Still, Tech will have to deal with a pair of disruptive linebackers in this game. Tyrus Wheat, 6-foot-1 and 250 pounds, has racked up an impressive seven sacks this year, as well as being credited with 45 tackles. Meanwhile, 6-foot-1, 250-pound Nathaniel Watson has four sacks among his 77 tackles.
So while any Mike Leach team is known for its offensive prowess, don’t sleep on MSU’s defense because it’s a group that can play solid football. And that’s not good news for a Texas Tech offense that struggled late in the regular season against solid defenses at Oklahoma State and Baylor.
QB Will Rogers is as accurate as it gets
Surprise surprise. Mike Leach has another star QB on his hands. This is nothing new for Texas Tech football fans.
But what people in Texas might not know is how good MSU’s signal caller Will Rogers is. In fact, he’s putting up numbers to rival Leach’s former protégés Gardner Minshew and Graham Harrell.
Overall, he completed a ridiculous 75.1% of his passes. But he’s not just a dink-dunk passer because he averages a respectable 7.1 yards per attempt. In comparison, in his best season as a Red Raider, Harrell completed 71.8% of his passes averaging 8.0 yards per attempt.

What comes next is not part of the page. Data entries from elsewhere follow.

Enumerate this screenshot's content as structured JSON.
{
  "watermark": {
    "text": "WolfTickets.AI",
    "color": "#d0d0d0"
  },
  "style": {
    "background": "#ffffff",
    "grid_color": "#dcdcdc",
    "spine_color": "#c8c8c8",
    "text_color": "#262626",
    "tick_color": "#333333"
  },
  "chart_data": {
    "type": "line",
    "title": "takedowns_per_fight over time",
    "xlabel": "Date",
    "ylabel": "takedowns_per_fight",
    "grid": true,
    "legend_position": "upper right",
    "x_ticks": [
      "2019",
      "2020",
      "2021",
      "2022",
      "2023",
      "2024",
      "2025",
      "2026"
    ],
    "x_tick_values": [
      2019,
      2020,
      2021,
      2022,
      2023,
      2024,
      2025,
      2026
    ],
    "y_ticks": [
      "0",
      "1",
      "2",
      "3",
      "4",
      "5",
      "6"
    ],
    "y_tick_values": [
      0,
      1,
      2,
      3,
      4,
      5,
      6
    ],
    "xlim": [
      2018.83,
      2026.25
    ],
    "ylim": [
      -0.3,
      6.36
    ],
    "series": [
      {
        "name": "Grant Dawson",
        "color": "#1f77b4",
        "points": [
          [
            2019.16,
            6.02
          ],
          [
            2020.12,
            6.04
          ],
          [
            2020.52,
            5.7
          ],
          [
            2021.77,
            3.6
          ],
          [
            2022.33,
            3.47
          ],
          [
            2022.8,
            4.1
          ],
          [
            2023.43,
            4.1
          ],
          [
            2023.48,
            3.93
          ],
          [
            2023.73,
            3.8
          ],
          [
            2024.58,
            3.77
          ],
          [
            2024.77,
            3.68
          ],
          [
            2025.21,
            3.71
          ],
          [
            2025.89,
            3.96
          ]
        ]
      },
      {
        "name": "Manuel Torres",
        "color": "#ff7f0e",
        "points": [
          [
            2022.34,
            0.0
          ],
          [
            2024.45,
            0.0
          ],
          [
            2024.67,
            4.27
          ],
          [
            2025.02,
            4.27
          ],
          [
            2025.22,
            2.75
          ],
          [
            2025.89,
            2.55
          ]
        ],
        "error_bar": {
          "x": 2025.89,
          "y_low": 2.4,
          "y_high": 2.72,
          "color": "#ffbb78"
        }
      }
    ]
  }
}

Already this year, Rogers has had four games of more than 400 passing yards and four more of at least 370. And what’s more, he doesn’t turn the ball over very often, as he only has eight interceptions a year while throwing 35 TDs.
So don’t blame Rogers and Leach if they’re licking their chops to tackle Tech’s pass defense. The Red Raiders are only 118th out of 130 teams in yards allowed, as they give up 266.4 per game. So Tech will have to find something new in its defensive approach if it wants to slow down one of the SEC’s most dangerous passers.